I've done denovo transcriptome assembly using Stringtie with paired end RNA-seq reads coming from a mid/large size experiment (60+ samples) conducted on rabbit: I've followed developers' protocol, so alignment+assembly+merging. Now, from the GTF, I thought about two possible ways:
- Quantification via Stringtie using the denovo merged GTF file: then using authors' script, convert samples quantification into a single gene-level matrix to use with DESeq2.
- Using the merged GTF, building a transcriptome using gffread and then do alignment/mapping against the transcriptome: import counts and analyze with DESeq2
I want to ask if both seems reasonable and, if not, which is better. I've got some trouble when trying to implement them:
With the first approach: the same gene was present multiple times while doing DESeq2::results
> n_occur <- data.frame(table(rownames(countData))) > dim(n_occur)  39722 2 >n_occur[n_occur$Freq > 1,]  Var1 Freq <0 rows> (or 0-length row.names)
So no duplicates seems to be present.
dds <- DESeqDataSetFromMatrix(countData, colData, design=~0 + group) res <- results(dds, contrast = c("group", "D31", "NT0"), alpha = 0.05, pAdjustMethod = "BH") # lfc shrinkage to have best results. res_lfcsh <- lfcShrink(dds, contrast = c('group', 'D31', 'NTO'), res = res, type = "ashr")

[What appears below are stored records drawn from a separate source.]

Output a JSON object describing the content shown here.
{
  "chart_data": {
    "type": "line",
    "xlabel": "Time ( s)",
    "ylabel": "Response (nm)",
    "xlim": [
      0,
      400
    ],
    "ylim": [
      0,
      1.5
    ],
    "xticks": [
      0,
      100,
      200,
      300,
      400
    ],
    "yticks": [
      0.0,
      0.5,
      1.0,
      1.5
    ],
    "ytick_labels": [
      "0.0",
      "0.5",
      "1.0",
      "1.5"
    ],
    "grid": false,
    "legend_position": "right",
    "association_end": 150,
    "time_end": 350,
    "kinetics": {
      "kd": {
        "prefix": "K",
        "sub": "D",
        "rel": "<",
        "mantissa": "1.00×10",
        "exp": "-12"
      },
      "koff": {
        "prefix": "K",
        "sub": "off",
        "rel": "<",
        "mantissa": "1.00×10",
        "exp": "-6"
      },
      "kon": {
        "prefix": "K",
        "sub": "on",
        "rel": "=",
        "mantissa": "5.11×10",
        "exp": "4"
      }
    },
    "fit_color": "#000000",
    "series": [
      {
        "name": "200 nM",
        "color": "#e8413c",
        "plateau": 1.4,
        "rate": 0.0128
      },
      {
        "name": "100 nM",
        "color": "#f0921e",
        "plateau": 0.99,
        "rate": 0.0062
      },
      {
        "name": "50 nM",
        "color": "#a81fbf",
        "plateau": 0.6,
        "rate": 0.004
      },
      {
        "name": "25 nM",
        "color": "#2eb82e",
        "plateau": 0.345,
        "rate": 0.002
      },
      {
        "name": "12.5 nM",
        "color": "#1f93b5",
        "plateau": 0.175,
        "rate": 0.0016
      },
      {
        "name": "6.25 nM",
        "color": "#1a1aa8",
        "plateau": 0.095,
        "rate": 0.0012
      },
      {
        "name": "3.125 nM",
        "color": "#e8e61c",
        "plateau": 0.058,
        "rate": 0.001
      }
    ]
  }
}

"","baseMean","log2FoldChange","lfcSE","stat","pvalue","padj" "ENSOCUG00000034460",4.82720066318387,4.93460839115356,1.98406628126073,2.48711872065986,0.0128782414726579,NA "ENSOCUG00000034460.1",4.82720066318387,4.93460839115356,1.98406628126073,2.48711872065986,0.0128782414726579,NA "ENSOCUG00000034460.2",4.82720066318387,4.93460839115356,1.98406628126073,2.48711872065986,0.0128782414726579,NA
These "genes", like
ENSOCUG00000034460.1, are duplications and are not present in original gene count matrix obtained via prepDE. Where does they come from? They appear many times (200-300 and more).
With the second: is it possible to create a linkedTxome to use with Salmon with the denovo GTF and the transcriptome generated via gffread? Is it necessary to build a TxDb to analyze Salmon data?
Thanks and sorry for the multiple questions.